At his court appearance, prosecutors said that Mr Czuba had been listening to right-wing talk radio coverage of the Israel-Hamas war before the attack, causing him to become increasingly concerned for his safety, reported The Chicago Sun-Times.
Czuba was charged with a hate crime, as well as first-degree murder, attempted murder, and aggravated battery.
“As we stand alongside our allies from all communities, we will continue to insist that no one should have to fear for their personal safety while simply existing in public,” The Sikh Coalition told NBC News.
Meanwhile, NYPD Deputy Commissioner Mark Stewart has said that the department has seen some recent hate crimes in the city fueled by the Israel-Hamas war and tensions in the Middle East, NBC New York reported.

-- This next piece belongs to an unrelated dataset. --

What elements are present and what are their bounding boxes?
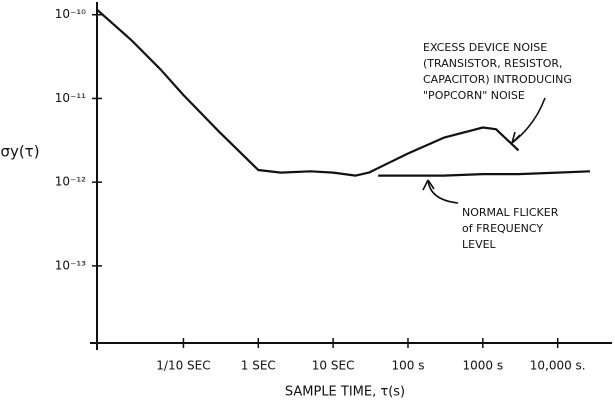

“We don’t tolerate it,” Mr Stewart said. “We don’t condone it.”
The Justice Department has also recently raised the alarm bell regarding a spike in anti-Muslim hate crime, warning this weekend’s attack on six-year-old Wadea will “raise the fears of Muslim, Arab, and Palestinian communities” in the US “with regard to hate-fueled violence”.
The department said it is focused on “protecting the safety and the civil rights of every person in this country.”
“We will use every legal authority at our disposal to bring to justice those who perpetrate illegal acts of hate. No one in the United States of America should have to live in fear of violence because of how they worship or where they or their family come from,” the department added.
Speaking at the International Association of Chiefs of Police Conference in San Diego, California, on Sunday, Mr Wray warned of the increased risk of “lone actors” carrying out terror attacks in the US in the vein of those carried out by Hamas in Israel.
“In this heightened environment, there’s no question we’re seeing an increase in reported threats, especially for lone actors who may take inspiration from recent events to commit violence of their own,” he said.
He also urged people to remain vigilant and said the bureau is committed to confronting threats both in the US and overseas.